The current study shows that epidural anesthetic effects on the veins and nerves of the splanchnic circulation are sensitive to the distribution of blockade. In the thoracic group, blockade included the segmental origins of preganglionic fibers supplying the splanchnic circulation, reflected in decreased SENA, which in turn caused increased VD. The hypotension observed in the thoracic group is somewhat less than in previously studied mechanically ventilated animals with thoracolumbar blockade (see Table 1for comparison), probably because of the lack of responsive circulatory beds for compensatory vasoconstriction in animals with the more extensive, nonsegmental blocks.
The importance of splanchnic innervation is evident in the diminished hypotension during lumbar epidural blockade. Without preganglionic neural blockade, baroreceptor driven increased SENA is revealed in fibers to the splanchnic bed. In these animals, reflect mesenteric venoconstriction may have buffered hemodynamic changes from blocked regional vascular beds.
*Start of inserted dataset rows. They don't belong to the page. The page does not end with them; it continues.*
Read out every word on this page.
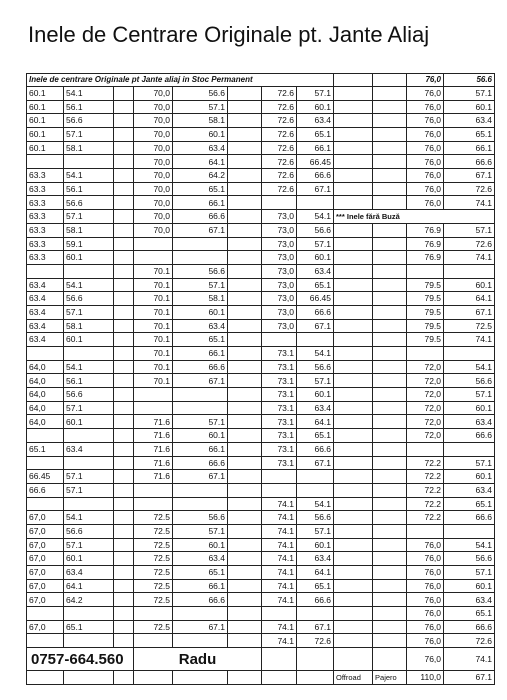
Inele de Centrare Originale pt. Jante Aliaj
Inele de centrare Originale pt Jante aliaj in Stoc Permanent										76,0	56.6
60.1	54.1		70,0	56.6		72.6	57.1			76,0	57.1
60.1	56.1		70,0	57.1		72.6	60.1			76,0	60.1
60.1	56.6		70,0	58.1		72.6	63.4			76,0	63.4
60.1	57.1		70,0	60.1		72.6	65.1			76,0	65.1
60.1	58.1		70,0	63.4		72.6	66.1			76,0	66.1
			70,0	64.1		72.6	66.45			76,0	66.6
63.3	54.1		70,0	64.2		72.6	66.6			76,0	67.1
63.3	56.1		70,0	65.1		72.6	67.1			76,0	72.6
63.3	56.6		70,0	66.1						76,0	74.1
63.3	57.1		70,0	66.6		73,0	54.1	*** Inele fără Buză			
63.3	58.1		70,0	67.1		73,0	56.6			76.9	57.1
63.3	59.1					73,0	57.1			76.9	72.6
63.3	60.1					73,0	60.1			76.9	74.1
			70.1	56.6		73,0	63.4				
63.4	54.1		70.1	57.1		73,0	65.1			79.5	60.1
63.4	56.6		70.1	58.1		73,0	66.45			79.5	64.1
63.4	57.1		70.1	60.1		73,0	66.6			79.5	67.1
63.4	58.1		70.1	63.4		73,0	67.1			79.5	72.5
63.4	60.1		70.1	65.1						79.5	74.1
			70.1	66.1		73.1	54.1				
64,0	54.1		70.1	66.6		73.1	56.6			72,0	54.1
64,0	56.1		70.1	67.1		73.1	57.1			72,0	56.6
64,0	56.6					73.1	60.1			72,0	57.1
64,0	57.1					73.1	63.4			72,0	60.1
64,0	60.1		71.6	57.1		73.1	64.1			72,0	63.4
			71.6	60.1		73.1	65.1			72,0	66.6
65.1	63.4		71.6	66.1		73.1	66.6				
			71.6	66.6		73.1	67.1			72.2	57.1
66.45	57.1		71.6	67.1						72.2	60.1
66.6	57.1									72.2	63.4
						74.1	54.1			72.2	65.1
67,0	54.1		72.5	56.6		74.1	56.6			72.2	66.6
67,0	56.6		72.5	57.1		74.1	57.1				
67,0	57.1		72.5	60.1		74.1	60.1			76,0	54.1
67,0	60.1		72.5	63.4		74.1	63.4			76,0	56.6
67,0	63.4		72.5	65.1		74.1	64.1			76,0	57.1
67,0	64.1		72.5	66.1		74.1	65.1			76,0	60.1
67,0	64.2		72.5	66.6		74.1	66.6			76,0	63.4
										76,0	65.1
67,0	65.1		72.5	67.1		74.1	67.1			76,0	66.6
						74.1	72.6			76,0	72.6
0757-664.560			Radu							76,0	74.1
								Offroad	Pajero	110,0	67.1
Although these changes are correlated, a causal relation cannot be proved with these data. It is also possible that, independent of capacitance changes, the degree of hypotension in the various groups reflects in part the relative amount of denervated arterioles and resulting resistance changes.
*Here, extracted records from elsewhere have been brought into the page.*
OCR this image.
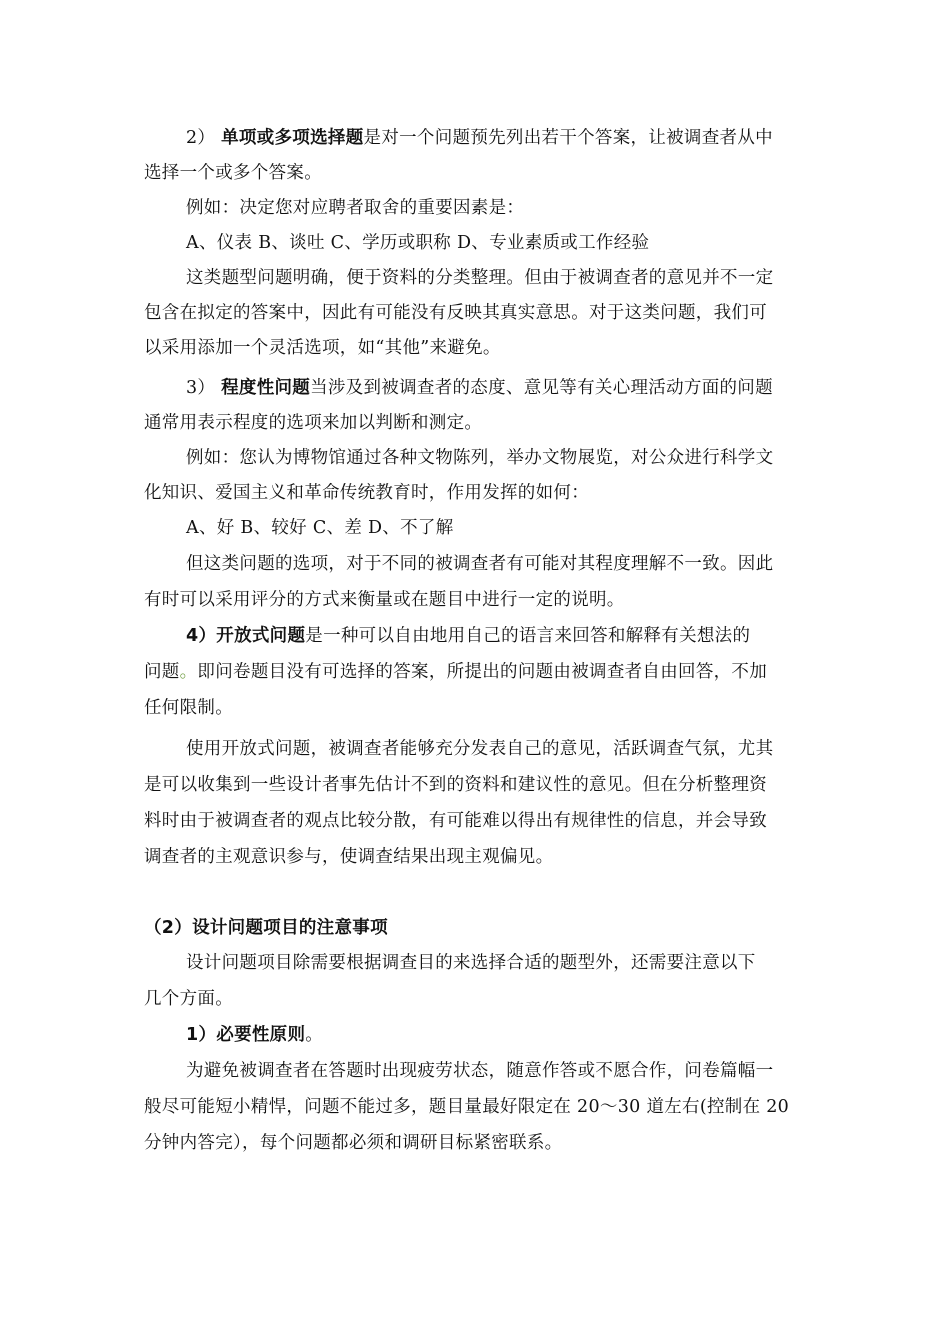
2） 单项或多项选择题是对一个问题预先列出若干个答案，让被调查者从中
选择一个或多个答案。
例如：决定您对应聘者取舍的重要因素是：
A、仪表 B、谈吐 C、学历或职称 D、专业素质或工作经验
这类题型问题明确，便于资料的分类整理。但由于被调查者的意见并不一定
包含在拟定的答案中，因此有可能没有反映其真实意思。对于这类问题，我们可
以采用添加一个灵活选项，如“其他”来避免。
3） 程度性问题当涉及到被调查者的态度、意见等有关心理活动方面的问题
通常用表示程度的选项来加以判断和测定。
例如：您认为博物馆通过各种文物陈列，举办文物展览，对公众进行科学文
化知识、爱国主义和革命传统教育时，作用发挥的如何：
A、好 B、较好 C、差 D、不了解
但这类问题的选项，对于不同的被调查者有可能对其程度理解不一致。因此
有时可以采用评分的方式来衡量或在题目中进行一定的说明。
4）开放式问题是一种可以自由地用自己的语言来回答和解释有关想法的
问题。即问卷题目没有可选择的答案，所提出的问题由被调查者自由回答，不加
任何限制。
使用开放式问题，被调查者能够充分发表自己的意见，活跃调查气氛，尤其
是可以收集到一些设计者事先估计不到的资料和建议性的意见。但在分析整理资
料时由于被调查者的观点比较分散，有可能难以得出有规律性的信息，并会导致
调查者的主观意识参与，使调查结果出现主观偏见。
（2）设计问题项目的注意事项
设计问题项目除需要根据调查目的来选择合适的题型外，还需要注意以下
几个方面。
1）必要性原则。
为避免被调查者在答题时出现疲劳状态，随意作答或不愿合作，问卷篇幅一
般尽可能短小精悍，问题不能过多，题目量最好限定在 20～30 道左右(控制在 20
分钟内答完），每个问题都必须和调研目标紧密联系。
In this and an earlier study, hypotension during epidural anesthesia was more dependent on the extent of blockade than on concurrent general anesthesia, mechanical ventilation, or the presence of neck and laparotomy incisions. The MAP decrease previously observed in mechanically ventilated animals with thoracolumbar blockade was somewhat greater than in the current awake or spontaneous ventilation groups (Table 1). This difference is likely due to the circulatory depressant consequences of mechanical ventilation, although brief mechanical ventilation imposed on spontaneously breathing animals had no easily identifiable effects in isolation. A more extensive abdominal surgical preparation in the mechanically ventilated animals (including electrode insertion) also may have contributed to greater hypotension. Decreased HR observed in the groups receiving the most extensive blocks (awake, spontaneous ventilation, and previous mechanically ventilated thoracolumbar blocks) may result from more complete cardiac denervation. Because the group receiving thoracic blockade did not show any HR change, a more likely explanation for bradycardia in the groups with more extensive block is vagal increase caused by reflexes initiated by low cardiac filling pressures. [36,37].
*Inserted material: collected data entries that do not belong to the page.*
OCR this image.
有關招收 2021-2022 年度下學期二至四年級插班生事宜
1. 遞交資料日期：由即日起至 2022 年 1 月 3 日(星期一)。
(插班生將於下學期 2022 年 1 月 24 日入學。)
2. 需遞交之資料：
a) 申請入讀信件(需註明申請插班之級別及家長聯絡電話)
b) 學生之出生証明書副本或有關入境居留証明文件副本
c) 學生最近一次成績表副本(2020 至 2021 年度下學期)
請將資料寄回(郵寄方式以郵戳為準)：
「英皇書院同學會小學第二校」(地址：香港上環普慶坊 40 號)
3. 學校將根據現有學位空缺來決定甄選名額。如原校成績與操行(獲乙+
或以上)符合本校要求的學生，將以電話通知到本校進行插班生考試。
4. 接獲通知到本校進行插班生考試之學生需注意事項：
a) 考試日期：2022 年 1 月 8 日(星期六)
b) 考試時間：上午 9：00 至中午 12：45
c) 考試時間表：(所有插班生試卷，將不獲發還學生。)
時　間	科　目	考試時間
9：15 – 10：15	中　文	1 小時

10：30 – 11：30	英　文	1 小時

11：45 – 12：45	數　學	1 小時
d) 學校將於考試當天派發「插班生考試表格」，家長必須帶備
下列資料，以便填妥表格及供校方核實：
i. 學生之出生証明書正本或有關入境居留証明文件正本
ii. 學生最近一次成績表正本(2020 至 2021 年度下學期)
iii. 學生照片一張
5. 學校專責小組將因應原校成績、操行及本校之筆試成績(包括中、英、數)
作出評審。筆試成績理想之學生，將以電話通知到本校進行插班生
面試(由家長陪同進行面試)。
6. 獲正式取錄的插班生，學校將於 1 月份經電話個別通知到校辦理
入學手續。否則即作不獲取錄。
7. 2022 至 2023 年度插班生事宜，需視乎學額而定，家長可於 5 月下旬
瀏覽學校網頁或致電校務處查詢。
We conclude that different regions of epidural blockade produce graded effects on blood pressure but divergent effects on splanchnic sympathetic activity and VD. Blockade that interrupts the sympathetic innervation to the abdominal vasculature produces mesenteric venodilatation and more pronounced decrease in blood pressure. This indicates that splanchnic venous capacitance plays a pivotal role in determining hemodynamic responses to epidural anesthesia in rabbits. Humans have a proportionately greater lower extremity mass, so a rabbit model may overestimate the importance of abdominal vascular changes. The current results suggest, however, that when possible, blocks for surgery or pain control should be limited to the involved area in cases in which it is desirable to limit hemodynamic consequences.